= Catholic Church in the Maldives =

The Catholic Church in the Maldives is part of the worldwide Catholic Church, under the spiritual leadership of the Pope in Rome. The annals of the Propaganda mention that in 1833 after the consecration of Clément Bonnand as the Vicar Apostolic of Pondicherry, he was authorized by the Holy See to send missionaries to the Maldives, where the Christian faith had not reached.

There has never, however, been any Catholic territorial jurisdiction in the Maldives; its territory has been the responsibility of the Archdiocese of Colombo in Sri Lanka since 1886. The constitution of the country does not allow citizenship to non-Muslims, and those found with non-Islamic religious materials are subject to arrest.

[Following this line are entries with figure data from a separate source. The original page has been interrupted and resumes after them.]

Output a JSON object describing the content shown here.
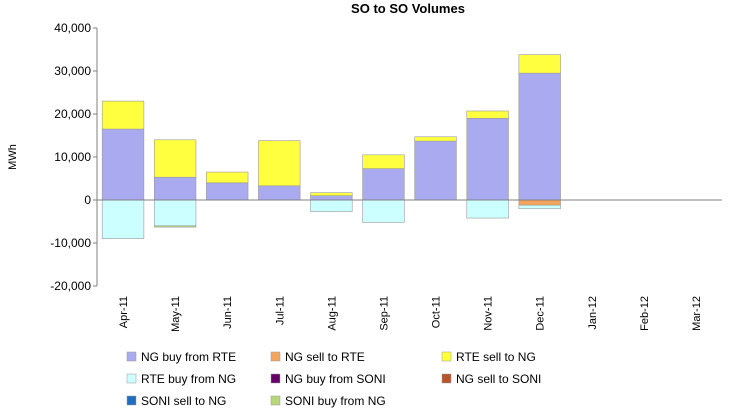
{
  "chart_data": {
    "type": "stacked_bar",
    "title": "SO to SO Volumes",
    "y_label": "MWh",
    "categories": [
      "Apr-11",
      "May-11",
      "Jun-11",
      "Jul-11",
      "Aug-11",
      "Sep-11",
      "Oct-11",
      "Nov-11",
      "Dec-11",
      "Jan-12",
      "Feb-12",
      "Mar-12"
    ],
    "series": [
      {
        "name": "NG buy from RTE",
        "color": "#a9aaf0",
        "values": [
          16500,
          5300,
          4000,
          3300,
          1000,
          7300,
          13700,
          19000,
          29500,
          0,
          0,
          0
        ]
      },
      {
        "name": "NG sell to RTE",
        "color": "#f5a45c",
        "values": [
          0,
          0,
          0,
          0,
          0,
          0,
          0,
          0,
          -1200,
          0,
          0,
          0
        ]
      },
      {
        "name": "RTE sell to NG",
        "color": "#ffff40",
        "values": [
          6500,
          8700,
          2500,
          10500,
          700,
          3200,
          1000,
          1700,
          4300,
          0,
          0,
          0
        ]
      },
      {
        "name": "RTE buy from NG",
        "color": "#ccffff",
        "values": [
          -9000,
          -6000,
          0,
          0,
          -2700,
          -5200,
          0,
          -4200,
          -800,
          0,
          0,
          0
        ]
      },
      {
        "name": "NG buy from SONI",
        "color": "#660066",
        "values": [
          0,
          0,
          0,
          0,
          0,
          0,
          0,
          0,
          0,
          0,
          0,
          0
        ]
      },
      {
        "name": "NG sell to SONI",
        "color": "#b8542a",
        "values": [
          0,
          0,
          0,
          0,
          0,
          0,
          0,
          0,
          0,
          0,
          0,
          0
        ]
      },
      {
        "name": "SONI sell to NG",
        "color": "#1f6fc0",
        "values": [
          0,
          0,
          0,
          0,
          0,
          0,
          0,
          0,
          0,
          0,
          0,
          0
        ]
      },
      {
        "name": "SONI buy from NG",
        "color": "#b6d77a",
        "values": [
          0,
          -300,
          0,
          0,
          0,
          0,
          0,
          0,
          0,
          0,
          0,
          0
        ]
      }
    ],
    "ylim": [
      -20000,
      40000
    ],
    "yticks": [
      {
        "value": -20000,
        "label": "-20,000"
      },
      {
        "value": -10000,
        "label": "-10,000"
      },
      0,
      {
        "value": 10000,
        "label": "10,000"
      },
      {
        "value": 20000,
        "label": "20,000"
      },
      {
        "value": 30000,
        "label": "30,000"
      },
      {
        "value": 40000,
        "label": "40,000"
      }
    ]
  }
}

Figures in 2020 showed that the country is 0.29% Christian; just over half of these are Catholic. In 2024, the country was noted as the 18th worst place in the world to be a Christian.

== History ==
The arrival of the Portuguese also saw the appearance of Christianity in the region. In 1558 the Portuguese established a small garrison with a Viador (Viyazoru), or overseer of a factory (trading post) in the Maldives, which they administered from their main colony in Goa. The missionaries are said to have attempted to impose Christianity on the locals and some of the nobility were converted.

15 years later, a local leader named Muhammad Thakurufaanu al-A'uẓam and his two brothers organized a popular revolt and drove the Portuguese out of Maldives and Roman Catholicism as a consequence receded.